Edward J. Roye Building: The Skyscraper That Outlived Its Party

liberiamonroviaskyscraperpoliticsruinsarchitecture
4 min read

There is a building on Ashmun Street in Monrovia that refuses to fall down. The Edward J. Roye Building -- ten stories of reinforced concrete, with shattered stained glass above its entrance and sculpted panels by Liberian artist Vahnjah Richards still embedded in its facade -- has stood empty for decades. Built as the headquarters of the True Whig Party, which ruled Liberia without interruption from 1878 to 1980, the tower was the physical embodiment of a century-long political dynasty. When that dynasty ended in a bloody coup, the building lost its purpose but kept its place on the skyline.

A Party's Monument to Itself

The True Whig Party constructed its headquarters in the 1960s and renamed it the E.J. Roye Memorial Building in 1964, honoring Edward James Roye, the True Whig Party's first member to serve as president of Liberia. Roye's story is itself a remarkable arc: born in Newark, Ohio in 1815, the son of freed slaves, he emigrated to Liberia in 1846 with $1,000 in capital, became a prosperous merchant, served as Chief Justice, and was elected the country's fifth president in 1870. He was overthrown the following year and died under mysterious circumstances -- some accounts say he drowned attempting to reach a British ship in Monrovia harbor. The building that bears his name was designed to project the TWP's dominance: a grand auditorium, government meeting spaces, and a tower tall enough to be seen from across the city.

A Century of Unchallenged Rule

To understand the Roye Building, you have to understand the True Whig Party. From 1878 until the 1980 coup, the TWP governed Liberia as a de facto one-party state, its power rooted in the Americo-Liberian elite -- descendants of the freed American slaves who founded the country. The building hosted sessions of the Legislature in 1975 and conventions like the Liberian Federation of Trade Unions in 1977. It sat in the heart of Monrovia's commercial district, near the former offices of the American Colonization Society, the organization that had brought the first settlers to Cape Mesurado.
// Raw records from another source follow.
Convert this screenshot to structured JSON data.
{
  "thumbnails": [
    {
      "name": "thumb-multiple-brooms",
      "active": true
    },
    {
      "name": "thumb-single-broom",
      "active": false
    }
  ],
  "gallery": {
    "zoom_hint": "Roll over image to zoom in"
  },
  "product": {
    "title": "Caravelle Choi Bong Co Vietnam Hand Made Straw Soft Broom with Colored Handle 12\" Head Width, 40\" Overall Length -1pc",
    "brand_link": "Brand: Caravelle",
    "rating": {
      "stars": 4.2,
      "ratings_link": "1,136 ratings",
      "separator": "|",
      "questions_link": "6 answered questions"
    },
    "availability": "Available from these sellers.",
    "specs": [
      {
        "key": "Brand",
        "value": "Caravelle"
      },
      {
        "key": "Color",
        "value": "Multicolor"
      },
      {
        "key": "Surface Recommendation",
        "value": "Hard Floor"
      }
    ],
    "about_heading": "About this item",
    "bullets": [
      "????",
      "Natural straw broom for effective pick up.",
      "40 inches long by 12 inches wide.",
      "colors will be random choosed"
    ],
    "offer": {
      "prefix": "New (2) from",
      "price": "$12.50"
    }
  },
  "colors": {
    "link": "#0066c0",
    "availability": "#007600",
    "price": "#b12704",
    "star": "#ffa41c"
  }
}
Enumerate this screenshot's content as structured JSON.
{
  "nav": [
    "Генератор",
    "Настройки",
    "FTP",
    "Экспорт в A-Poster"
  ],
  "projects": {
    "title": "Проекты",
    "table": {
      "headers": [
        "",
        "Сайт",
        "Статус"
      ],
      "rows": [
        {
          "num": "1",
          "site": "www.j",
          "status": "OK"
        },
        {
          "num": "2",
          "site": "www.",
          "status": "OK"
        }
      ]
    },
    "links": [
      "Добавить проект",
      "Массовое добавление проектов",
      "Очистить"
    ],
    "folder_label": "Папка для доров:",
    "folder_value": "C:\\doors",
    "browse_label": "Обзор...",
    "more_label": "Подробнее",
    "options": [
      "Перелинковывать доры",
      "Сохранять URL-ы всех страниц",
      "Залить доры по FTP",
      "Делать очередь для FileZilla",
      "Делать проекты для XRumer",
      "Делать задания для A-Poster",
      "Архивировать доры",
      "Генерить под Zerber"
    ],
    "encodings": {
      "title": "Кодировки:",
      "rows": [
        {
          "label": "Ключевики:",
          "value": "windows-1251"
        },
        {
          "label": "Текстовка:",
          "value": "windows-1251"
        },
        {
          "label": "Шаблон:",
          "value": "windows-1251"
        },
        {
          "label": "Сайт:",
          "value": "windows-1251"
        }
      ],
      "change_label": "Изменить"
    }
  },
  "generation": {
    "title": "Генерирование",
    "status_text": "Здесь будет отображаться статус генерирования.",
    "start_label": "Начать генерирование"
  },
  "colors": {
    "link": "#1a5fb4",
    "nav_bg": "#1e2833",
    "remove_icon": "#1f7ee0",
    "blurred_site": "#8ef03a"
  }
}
Power radiated outward from this block. President William Tolbert delivered addresses here; party officials plotted strategy in its upper floors. The skyscraper was less a building than a statement: we are permanent.

The Morning Everything Changed

On April 12, 1980, Master Sergeant Samuel Doe led a group of indigenous Liberian soldiers into the Executive Mansion, killed President Tolbert, and ended over a century of Americo-Liberian political dominance. The True Whig Party's reign was over. Its headquarters on Ashmun Street -- the physical seat of that power -- became a target for the anger of those who had been excluded from power for generations. The building was looted and abandoned. During the civil wars that followed (1989-2003), rebel factions occupied and further stripped the structure, tearing out its interiors, vandalizing what remained. The grand auditorium fell silent. The stained glass cracked. The sculpted panels, somehow, survived.

Still Standing, Still Contested

By 2013, the Liberian government closed the building for construction, recognizing its ruined state demanded intervention. But even this act proved contentious. Leaders of the rump True Whig Party -- which still technically exists -- filed suit, claiming they remained the rightful owners of the property and that government officials should be barred from further possession or construction. The legal dispute captures something essential about Liberia's ongoing reckoning with its own history: who owns the symbols of a regime that ruled for a hundred years? The Roye Building stands today as one of the tallest structures in Monrovia, a hollow tower on a street that once defined political power in West Africa, awaiting a verdict on its future.

From the Air

The Edward J. Roye Building sits at 6.317N, 10.803W on Ashmun Street in central Monrovia. As one of the tallest structures in the city, the ten-story tower is identifiable from altitude, particularly from approaches over the Atlantic to the west. It stands in the commercial heart of the city, near the waterfront. Nearby airports: Spriggs-Payne Airport (GLSP) is approximately 1 nm to the northwest; Roberts International Airport (GLRB) is about 30 nm southeast near Harbel. Tropical climate with haze common year-round; the building's height makes it visible even in moderate atmospheric conditions.